Editing Commentary, Inheriting the Times

 Editing Commentary, Inheriting the Times

COMMENTARY has announced that John Podhoretz will become the new Editor in 2009, succeeding Neal Kozodoy, who has been the Editor since 1995 when Norman Podhoretz retired from that position after serving in it for 35 years.

This produced a piece from the New York Times about nepotism, since John Podhoretz is Norman Podhoretz’s son and will be succeeding him a mere 14 years after his father left the post (during which time John co-founded The Weekly Standard, wrote three books, established a widely-read column on politics and culture for the New York Post and blogs daily at The Corner).

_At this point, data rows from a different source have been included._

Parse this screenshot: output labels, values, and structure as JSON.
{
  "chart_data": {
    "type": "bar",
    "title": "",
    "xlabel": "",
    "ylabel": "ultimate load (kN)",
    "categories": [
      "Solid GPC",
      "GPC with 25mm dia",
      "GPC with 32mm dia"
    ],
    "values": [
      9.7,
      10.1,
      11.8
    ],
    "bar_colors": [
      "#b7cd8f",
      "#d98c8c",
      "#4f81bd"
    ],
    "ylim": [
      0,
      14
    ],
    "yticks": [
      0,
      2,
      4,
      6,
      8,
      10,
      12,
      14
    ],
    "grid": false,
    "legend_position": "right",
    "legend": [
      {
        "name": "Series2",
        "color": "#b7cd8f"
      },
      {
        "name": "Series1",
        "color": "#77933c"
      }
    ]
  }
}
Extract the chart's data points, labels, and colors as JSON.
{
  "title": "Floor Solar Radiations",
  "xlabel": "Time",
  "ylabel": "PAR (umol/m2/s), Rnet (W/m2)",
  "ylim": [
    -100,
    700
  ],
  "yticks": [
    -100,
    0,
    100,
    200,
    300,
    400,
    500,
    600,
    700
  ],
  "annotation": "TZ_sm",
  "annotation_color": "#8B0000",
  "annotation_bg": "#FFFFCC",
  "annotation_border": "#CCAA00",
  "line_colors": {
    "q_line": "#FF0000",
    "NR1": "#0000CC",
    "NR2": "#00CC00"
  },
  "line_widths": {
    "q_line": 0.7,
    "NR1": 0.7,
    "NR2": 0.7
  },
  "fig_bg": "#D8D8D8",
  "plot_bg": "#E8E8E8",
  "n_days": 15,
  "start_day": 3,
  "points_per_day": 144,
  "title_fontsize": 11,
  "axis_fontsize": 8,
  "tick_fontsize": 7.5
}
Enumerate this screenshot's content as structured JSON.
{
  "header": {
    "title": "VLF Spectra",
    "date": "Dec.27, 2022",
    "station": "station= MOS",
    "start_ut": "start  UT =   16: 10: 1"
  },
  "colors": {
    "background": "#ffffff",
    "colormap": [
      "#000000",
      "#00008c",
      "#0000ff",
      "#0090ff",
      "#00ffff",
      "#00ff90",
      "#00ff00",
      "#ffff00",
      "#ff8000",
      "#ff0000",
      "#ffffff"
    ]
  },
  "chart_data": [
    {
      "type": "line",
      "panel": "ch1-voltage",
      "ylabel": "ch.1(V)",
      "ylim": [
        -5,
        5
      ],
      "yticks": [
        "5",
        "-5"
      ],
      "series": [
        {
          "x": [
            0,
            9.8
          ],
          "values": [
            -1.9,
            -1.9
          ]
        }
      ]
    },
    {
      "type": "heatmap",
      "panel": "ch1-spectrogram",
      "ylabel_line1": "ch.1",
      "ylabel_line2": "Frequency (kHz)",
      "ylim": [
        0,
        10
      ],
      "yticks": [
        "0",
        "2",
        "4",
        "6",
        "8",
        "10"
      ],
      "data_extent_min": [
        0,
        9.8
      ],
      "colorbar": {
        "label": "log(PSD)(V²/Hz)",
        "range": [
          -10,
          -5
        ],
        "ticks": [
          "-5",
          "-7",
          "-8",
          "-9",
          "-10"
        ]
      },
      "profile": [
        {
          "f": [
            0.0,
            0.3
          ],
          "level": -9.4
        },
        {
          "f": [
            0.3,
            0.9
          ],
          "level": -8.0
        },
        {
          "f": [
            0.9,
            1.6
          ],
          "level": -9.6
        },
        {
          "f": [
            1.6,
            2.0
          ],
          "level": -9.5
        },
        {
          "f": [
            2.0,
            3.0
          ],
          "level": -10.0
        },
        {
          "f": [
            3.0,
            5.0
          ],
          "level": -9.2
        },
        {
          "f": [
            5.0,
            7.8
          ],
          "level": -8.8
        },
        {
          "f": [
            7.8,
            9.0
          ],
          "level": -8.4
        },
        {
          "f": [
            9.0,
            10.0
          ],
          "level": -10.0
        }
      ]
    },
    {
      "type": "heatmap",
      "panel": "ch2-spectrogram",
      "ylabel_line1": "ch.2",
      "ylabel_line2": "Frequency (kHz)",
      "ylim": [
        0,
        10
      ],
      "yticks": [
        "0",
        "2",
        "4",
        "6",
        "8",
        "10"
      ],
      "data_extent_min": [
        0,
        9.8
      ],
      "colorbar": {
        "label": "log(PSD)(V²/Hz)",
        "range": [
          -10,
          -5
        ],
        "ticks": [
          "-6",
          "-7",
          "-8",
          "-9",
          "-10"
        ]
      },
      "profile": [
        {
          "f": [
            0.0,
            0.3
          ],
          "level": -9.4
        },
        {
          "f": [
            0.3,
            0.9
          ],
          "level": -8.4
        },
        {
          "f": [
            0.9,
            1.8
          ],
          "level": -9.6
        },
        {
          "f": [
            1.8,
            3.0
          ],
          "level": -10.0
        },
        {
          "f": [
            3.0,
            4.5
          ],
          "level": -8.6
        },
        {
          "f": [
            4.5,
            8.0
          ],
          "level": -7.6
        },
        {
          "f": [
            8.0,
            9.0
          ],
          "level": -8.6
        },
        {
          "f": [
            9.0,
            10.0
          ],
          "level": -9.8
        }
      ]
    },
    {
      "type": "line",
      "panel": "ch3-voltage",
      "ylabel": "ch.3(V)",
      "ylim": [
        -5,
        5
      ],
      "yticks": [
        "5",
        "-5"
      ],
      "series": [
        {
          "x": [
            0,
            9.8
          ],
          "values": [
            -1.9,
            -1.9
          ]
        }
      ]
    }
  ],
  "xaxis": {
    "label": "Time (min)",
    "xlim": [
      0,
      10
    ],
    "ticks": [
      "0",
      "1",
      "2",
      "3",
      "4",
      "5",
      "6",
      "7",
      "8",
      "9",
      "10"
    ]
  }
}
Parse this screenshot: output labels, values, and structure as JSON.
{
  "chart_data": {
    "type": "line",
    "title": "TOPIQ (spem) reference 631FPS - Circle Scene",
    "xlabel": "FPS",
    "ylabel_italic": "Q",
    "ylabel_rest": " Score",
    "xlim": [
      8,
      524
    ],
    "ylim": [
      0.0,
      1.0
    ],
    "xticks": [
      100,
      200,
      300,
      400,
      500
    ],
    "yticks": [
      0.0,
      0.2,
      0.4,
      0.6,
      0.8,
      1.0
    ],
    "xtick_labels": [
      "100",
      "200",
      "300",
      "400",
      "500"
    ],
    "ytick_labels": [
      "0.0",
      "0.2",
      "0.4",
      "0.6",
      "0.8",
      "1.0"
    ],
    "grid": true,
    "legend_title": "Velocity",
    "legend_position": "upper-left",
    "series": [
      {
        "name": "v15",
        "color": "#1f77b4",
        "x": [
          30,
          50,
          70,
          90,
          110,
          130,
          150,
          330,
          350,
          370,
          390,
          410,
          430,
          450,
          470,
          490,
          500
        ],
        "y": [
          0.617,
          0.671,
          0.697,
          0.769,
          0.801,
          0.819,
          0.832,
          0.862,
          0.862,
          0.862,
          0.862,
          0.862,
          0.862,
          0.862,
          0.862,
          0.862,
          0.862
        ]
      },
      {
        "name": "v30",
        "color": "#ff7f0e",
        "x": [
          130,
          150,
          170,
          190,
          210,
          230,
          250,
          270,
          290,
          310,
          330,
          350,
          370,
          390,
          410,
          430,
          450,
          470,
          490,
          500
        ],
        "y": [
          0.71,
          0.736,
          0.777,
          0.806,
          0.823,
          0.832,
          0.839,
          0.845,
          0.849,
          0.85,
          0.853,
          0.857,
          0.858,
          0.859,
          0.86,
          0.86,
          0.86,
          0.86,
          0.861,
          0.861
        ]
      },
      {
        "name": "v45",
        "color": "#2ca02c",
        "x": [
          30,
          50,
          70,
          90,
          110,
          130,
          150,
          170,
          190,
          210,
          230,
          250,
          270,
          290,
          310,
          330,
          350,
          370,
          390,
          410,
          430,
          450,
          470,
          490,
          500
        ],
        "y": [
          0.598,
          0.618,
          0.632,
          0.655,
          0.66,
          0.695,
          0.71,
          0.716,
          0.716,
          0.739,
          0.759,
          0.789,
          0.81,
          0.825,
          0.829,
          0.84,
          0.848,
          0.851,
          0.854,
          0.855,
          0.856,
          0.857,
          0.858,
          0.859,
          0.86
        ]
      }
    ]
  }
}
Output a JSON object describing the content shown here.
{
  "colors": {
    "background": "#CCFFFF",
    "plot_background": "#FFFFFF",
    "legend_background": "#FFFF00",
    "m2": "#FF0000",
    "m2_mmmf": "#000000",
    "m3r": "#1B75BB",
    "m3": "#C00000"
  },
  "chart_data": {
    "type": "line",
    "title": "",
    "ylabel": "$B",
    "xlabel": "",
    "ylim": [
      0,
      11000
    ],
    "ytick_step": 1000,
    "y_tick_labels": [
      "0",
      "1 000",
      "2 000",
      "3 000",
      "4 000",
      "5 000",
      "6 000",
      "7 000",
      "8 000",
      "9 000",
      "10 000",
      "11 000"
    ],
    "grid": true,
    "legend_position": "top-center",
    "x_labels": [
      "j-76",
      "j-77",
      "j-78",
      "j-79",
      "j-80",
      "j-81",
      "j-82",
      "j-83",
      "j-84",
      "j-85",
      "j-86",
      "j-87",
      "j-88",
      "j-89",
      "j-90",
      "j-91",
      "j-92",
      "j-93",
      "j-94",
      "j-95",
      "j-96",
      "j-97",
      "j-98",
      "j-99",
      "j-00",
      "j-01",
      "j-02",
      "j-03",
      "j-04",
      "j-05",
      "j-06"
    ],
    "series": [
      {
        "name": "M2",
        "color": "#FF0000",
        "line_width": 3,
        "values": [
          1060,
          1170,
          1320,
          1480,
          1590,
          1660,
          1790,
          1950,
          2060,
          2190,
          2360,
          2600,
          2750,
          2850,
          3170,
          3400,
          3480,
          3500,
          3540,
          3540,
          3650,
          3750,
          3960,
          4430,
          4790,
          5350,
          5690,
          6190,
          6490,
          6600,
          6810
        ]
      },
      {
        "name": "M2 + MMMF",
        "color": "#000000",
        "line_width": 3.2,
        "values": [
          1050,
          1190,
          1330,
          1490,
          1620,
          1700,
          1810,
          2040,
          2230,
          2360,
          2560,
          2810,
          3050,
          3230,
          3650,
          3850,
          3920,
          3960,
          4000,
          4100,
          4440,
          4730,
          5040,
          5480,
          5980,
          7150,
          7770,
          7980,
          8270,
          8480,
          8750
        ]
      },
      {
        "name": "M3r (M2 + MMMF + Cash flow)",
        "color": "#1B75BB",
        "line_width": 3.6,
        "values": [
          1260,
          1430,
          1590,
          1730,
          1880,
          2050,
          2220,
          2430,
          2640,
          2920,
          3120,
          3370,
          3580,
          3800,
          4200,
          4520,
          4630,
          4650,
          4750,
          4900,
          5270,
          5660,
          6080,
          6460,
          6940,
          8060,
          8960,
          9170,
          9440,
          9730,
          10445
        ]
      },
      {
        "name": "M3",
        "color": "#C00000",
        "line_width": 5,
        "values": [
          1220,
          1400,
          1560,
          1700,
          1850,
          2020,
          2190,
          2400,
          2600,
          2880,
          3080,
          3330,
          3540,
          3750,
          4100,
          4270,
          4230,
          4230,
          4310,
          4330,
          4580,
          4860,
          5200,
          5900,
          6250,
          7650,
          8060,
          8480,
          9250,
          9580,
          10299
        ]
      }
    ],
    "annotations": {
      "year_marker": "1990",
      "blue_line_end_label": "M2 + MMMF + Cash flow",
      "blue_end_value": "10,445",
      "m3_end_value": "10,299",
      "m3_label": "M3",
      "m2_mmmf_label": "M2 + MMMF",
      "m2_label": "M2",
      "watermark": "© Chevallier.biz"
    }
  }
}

Ed Lasky demolished the Times’ story in four short paragraphs, noting the irony of an article on nepotism from those who took the “paper of record” and turned it into an agenda-driven journal with (in Renata Adler’s words, writing in 2001) “no reliable, uninflected coverage of anything, least of all the news” by handing the paper from “Punch” to “Pinch” Sulzberger and then institutionalizing the nepotism with a corporate structure that prevents Pinch’s removal.

The large shoes John Podhoretz must fill actually belong not to his father but his father’s successor. Neal Kozodoy this year accomplished a trifecta unlikely to be seen soon again:  he was named as the guiding influence in three of the most important books published this year:

David Gelernter, in “Americanism:  The Fourth Great Western Religion,” acknowledged Kozodoy “above all” for any good points in his book.  Ruth Wisse dedicated her career-capping “Jews and Power” to Neal Kozodoy and thanked him for “the exacting generosity that makes him a legend among editors.”  Joseph Epstein in “In a Cardboard Belt!” included this two-page description of Neal’s editing:   

Neal Kozodoy is a big-cut man, a founding member of the less-is-more school, known to many of his clients as “the Butcher of 56th Street, though I prefer to think of him as “Cleaver,” as in “Leave It to Cleaver,” which I seem frequently to have done by sending him manuscripts longer than he wished them.  On one piece I wrote for him, I sent, via e-mail, the following communication:  “Dear Neal, Wrote five fine paragraphs of Solzhenitysn piece yesterday, four of which you should be able to remove easily.”

One of the saddest lessons any writer has to learn is that anything he writes can be cut and that, worse news, the writing is often – not always but more often than not – better for being briefer.  The Gettysburg Address is 272 words long; with an editor’s help, I’m sure Lincoln could have brought it in at under 200. . .

I have neglected to add that I think Neal Kozodoy one of the very best editors going, and the one whom, because of my regard for his acumen and his strong anti-crapola radar, it gives me the greatest delight to please.  He, of course, would have cut this entire paragraph.

As the ellipsis at the end of the second paragraph in the above excerpt indicates, I have edited it.

Given the quality of the editors of COMMENTARY over the last 47 years, it is fortunate they have found someone of John Podhoretz’s intelligence, accomplishments and journalistic talent to take the job after Neal Kozodoy. The New York Times should be so lucky.